BROUETTE & MOTEUR BERNARD / Les vendanges à Fleury.

"... Jeudi 12 octobre 1939 (St Séraphin). Nous faisons un saut à Roques, vigne minuscule de l’oncle Noé, « St-Géniès-le-Haut » pour le cadastre, pour son vin blanc à lui. Et il sera temps pour moi, dès demain, d’aller à Carcassonne et d’entrer en classe de première..."

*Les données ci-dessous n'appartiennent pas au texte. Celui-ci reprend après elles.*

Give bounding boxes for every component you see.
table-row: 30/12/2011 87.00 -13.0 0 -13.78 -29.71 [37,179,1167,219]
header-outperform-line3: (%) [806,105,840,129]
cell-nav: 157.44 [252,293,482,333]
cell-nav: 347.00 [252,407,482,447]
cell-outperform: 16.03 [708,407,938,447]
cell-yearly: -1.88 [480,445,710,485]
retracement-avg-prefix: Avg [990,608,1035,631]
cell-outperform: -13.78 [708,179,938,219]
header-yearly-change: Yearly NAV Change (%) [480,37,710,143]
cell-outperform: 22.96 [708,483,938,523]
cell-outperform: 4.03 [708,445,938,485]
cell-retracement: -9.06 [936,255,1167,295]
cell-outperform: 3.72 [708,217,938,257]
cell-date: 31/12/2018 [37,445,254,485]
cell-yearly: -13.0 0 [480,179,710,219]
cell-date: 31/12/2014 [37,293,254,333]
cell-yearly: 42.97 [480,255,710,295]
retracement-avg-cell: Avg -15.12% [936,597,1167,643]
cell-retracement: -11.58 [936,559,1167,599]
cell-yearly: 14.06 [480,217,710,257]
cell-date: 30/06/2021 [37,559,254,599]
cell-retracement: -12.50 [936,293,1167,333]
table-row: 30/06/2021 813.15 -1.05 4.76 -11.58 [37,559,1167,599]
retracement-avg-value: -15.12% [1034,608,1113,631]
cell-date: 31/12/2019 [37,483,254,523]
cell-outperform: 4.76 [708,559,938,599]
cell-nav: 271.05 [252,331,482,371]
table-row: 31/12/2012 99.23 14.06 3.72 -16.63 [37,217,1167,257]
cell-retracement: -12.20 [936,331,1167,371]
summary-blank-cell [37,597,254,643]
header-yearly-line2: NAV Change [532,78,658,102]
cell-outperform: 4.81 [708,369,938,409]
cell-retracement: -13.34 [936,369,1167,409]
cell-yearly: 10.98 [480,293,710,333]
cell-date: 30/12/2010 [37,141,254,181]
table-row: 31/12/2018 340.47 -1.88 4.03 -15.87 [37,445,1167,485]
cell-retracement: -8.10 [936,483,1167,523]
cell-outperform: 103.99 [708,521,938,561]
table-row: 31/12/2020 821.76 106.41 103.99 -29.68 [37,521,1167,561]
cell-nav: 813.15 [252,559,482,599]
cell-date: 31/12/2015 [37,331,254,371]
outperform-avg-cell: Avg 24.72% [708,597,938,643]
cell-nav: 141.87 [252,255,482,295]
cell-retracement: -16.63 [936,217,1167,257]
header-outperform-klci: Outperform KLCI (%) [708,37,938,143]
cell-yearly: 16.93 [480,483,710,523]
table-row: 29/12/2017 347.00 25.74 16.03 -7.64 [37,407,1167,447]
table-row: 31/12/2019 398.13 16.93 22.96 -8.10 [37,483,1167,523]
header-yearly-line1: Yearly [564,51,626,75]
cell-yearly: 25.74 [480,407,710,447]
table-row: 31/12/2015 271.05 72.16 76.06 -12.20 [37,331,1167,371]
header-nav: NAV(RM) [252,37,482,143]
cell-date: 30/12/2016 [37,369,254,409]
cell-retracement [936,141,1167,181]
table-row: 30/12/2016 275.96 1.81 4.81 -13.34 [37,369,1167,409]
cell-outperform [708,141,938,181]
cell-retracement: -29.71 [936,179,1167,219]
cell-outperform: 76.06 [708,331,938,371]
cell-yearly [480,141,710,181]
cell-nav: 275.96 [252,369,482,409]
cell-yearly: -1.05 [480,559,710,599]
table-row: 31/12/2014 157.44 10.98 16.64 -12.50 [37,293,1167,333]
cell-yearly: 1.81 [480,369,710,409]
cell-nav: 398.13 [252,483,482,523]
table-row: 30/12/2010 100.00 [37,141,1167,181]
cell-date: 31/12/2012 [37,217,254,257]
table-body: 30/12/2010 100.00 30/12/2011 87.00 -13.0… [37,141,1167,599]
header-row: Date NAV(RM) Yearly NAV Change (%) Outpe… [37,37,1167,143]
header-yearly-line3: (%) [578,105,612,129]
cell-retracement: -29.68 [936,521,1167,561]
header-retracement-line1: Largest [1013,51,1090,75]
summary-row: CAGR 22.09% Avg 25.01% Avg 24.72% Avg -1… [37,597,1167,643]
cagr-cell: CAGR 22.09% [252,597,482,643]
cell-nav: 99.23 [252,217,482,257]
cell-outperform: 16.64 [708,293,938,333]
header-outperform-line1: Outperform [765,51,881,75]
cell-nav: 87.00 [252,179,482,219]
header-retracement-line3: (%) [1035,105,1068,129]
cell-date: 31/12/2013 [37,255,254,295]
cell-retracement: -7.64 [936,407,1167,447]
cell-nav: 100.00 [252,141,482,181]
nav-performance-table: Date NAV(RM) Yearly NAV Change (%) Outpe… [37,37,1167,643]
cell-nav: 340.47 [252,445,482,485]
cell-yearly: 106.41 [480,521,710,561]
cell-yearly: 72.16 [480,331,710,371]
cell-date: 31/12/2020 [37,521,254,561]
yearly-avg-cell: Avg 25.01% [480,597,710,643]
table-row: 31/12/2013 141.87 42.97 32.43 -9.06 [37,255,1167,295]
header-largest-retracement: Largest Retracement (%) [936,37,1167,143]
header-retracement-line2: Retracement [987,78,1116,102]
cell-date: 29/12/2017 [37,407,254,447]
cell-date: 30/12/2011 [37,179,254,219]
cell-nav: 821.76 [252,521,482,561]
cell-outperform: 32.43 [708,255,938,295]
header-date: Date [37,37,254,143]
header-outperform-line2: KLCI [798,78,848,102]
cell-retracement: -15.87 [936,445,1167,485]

Au travers des témoignages dont nous disposons c'est le manque de main-d’œuvre qui pose problème quand on vendange en famille, d'ailleurs les vendanges se prolongeaient en octobre. En bien si le soleil apportait du degré, en mal si les fortes pluis d'automne s'en mêlaient. Noé, mon grand-oncle et le grand-père Jean, deux petits vignerons tenant mort et fort ("opiniâtrement" nous livre Dicod'Oc Lo Congres pour "fort e mort") à l'appellation "propriétaire" (une plaque bleue sur le chariot en attestait !) ont accueilli la brouette de charrieur avec enthousiasme. 
    
"... Vendanges 1954. « Voici le calme revenu, aussi je ne veux plus tarder à venir bavarder un moment avec vous. Nous avons fait de bonnes vendanges avec du temps frais cette année, il nous est arrivé souvent de battre le record le premier jour des vendanges nous avons fait dans la matinée 24 comportes, mais cette année nous avons fait l’achat d’une brouette pour charrier, ce qui fait que ton père et Noé ont conduit la rangée et Jojo charrié et chargé la charrette tout seul, vous pouvez croire que Jojo était fier de conduire la brouette, c’est en effet pas fatiguant et cela économise un homme ce qui ne faisait pas rire les ouvriers, car il y a beaucoup de propriétaires qui en ont acheté, et je crois bien que l’année prochaine tout le monde en aura, elle nous a coûté 11.000 f

Le jour que nous avons reçu ta lettre nous étions allés finir Aigos Claros, et nous nous sommes arrêtés à la maison pour dîner tous ensemble, ce qui fait que c’est Noé qui nous a lu de vive voix ta lettre, et le soir nous sommes allés aux Traoucats… » 
Tante Céline. 

De gauche à droite, Ernestine et Jean mes grands-parents, Céline et Noé, grands tante et oncle.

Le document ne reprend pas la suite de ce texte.